Session Border Controllers (SBCs), generally a combination of hardware and software, are the standard equipment for getting video conference calls through a firewall.

What Role Do Standards Play?

Media Standards

Of course, video conferencing is only possible when the audio and video information is translated and transmitted using the same technology language or standards. For video, the codec system (coder-decoder technology to compress and decompress data) uses the H.264 standard at conferencing locations.

The standard for video compression, H.264, is widely used in various applications/devices such as video conferencing, Blu-ray DVD players, iPods, and YouTube.


Over a decade ago, The International Telecommunications Union (ITU) developed the H.323 video conferencing standards and protocols to ensure compliance and to facilitate support across networks.

The majority of the installed base for video conferencing equipment in 2009 is H.323 but Session Initiation Protocol (SIP) is rapidly being adopted as the standard for video because it can work between many different forms of communication such as voice, data, instant messaging, and Web 2.0-based applications.

How Do Different Types of Video Conferencing Work?

Video conferencing is either point-to-point for participants in 2 different locations or multi-point for 3 or more locations.

Point-to-Point Video Conferencing

Point to point video conferencing connects two different points anywhere, whether an office in San Francisco or a conference room in Singapore.

Multi-Point Video Conferencing

Video conferences to more than three locations can be either centralized or decentralized.

Centralized Multi-Point Video Conferencing

To execute a multi-point conference among three or more remote locations, in some cases a software or hardware bridge interconnects the endpoints, similar to an audio conference call. A multi-point bridge, multi-point control unit or multipoint conferencing unit (MCU), either on a remote server on embedded in the video conferencing system, ties the locations together. Here’s how it works:

  • All audio and video data flow through the MCU’s “central processing center”.
  • The MCU then sends the information out to each location.
  • Audio is transmitted and received simultaneously to all locations in full-duplex mode (everyone can talk and hear at the same time as with a live, in-person conversation).
  • Video is broadcast differently, depending upon the software and system complexity.

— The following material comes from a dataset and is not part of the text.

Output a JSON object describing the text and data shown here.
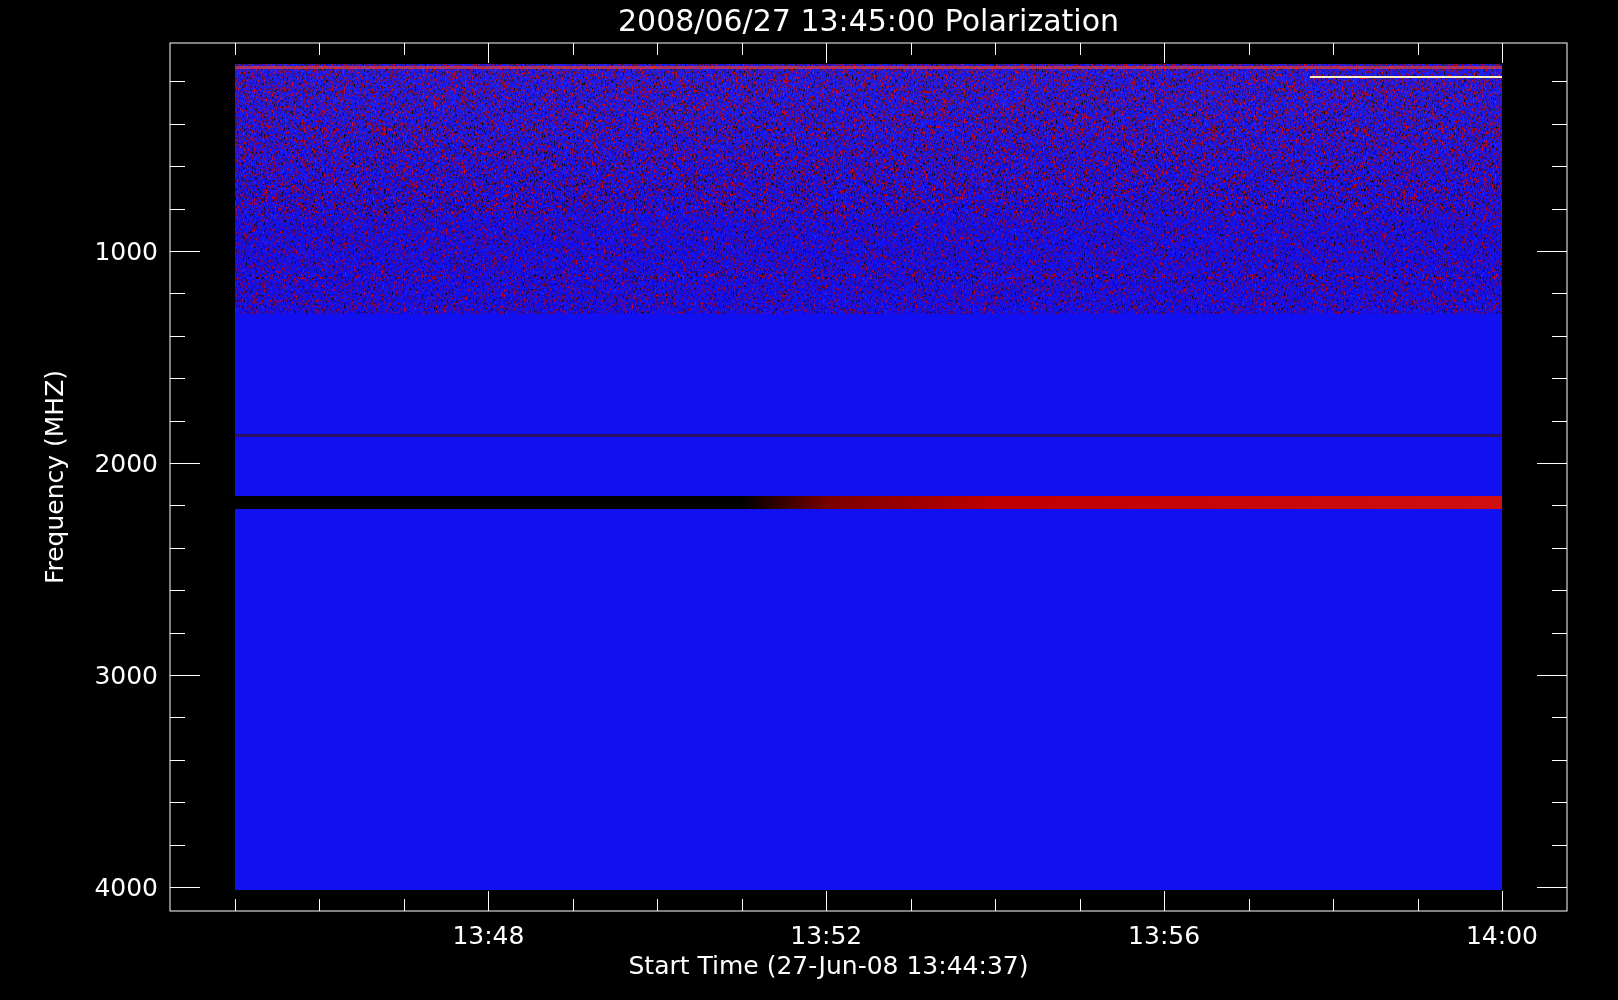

Decentralized Multi-Point Video Conferencing

Some video conferencing systems are capable of multi-point conferencing without any MCU.

Decentralized multi-point video conferencing, based on the H.323 standard, lets each location exchange video and audio directly with other locations.

This approach can afford higher quality video and quality due to absence of a gatekeeper, as well as greater convenience (participants can make ad-hoc multi-point calls regardless of MCU availability). On the other hand, it requires increased network bandwidth, since every station transmits to every other station directly.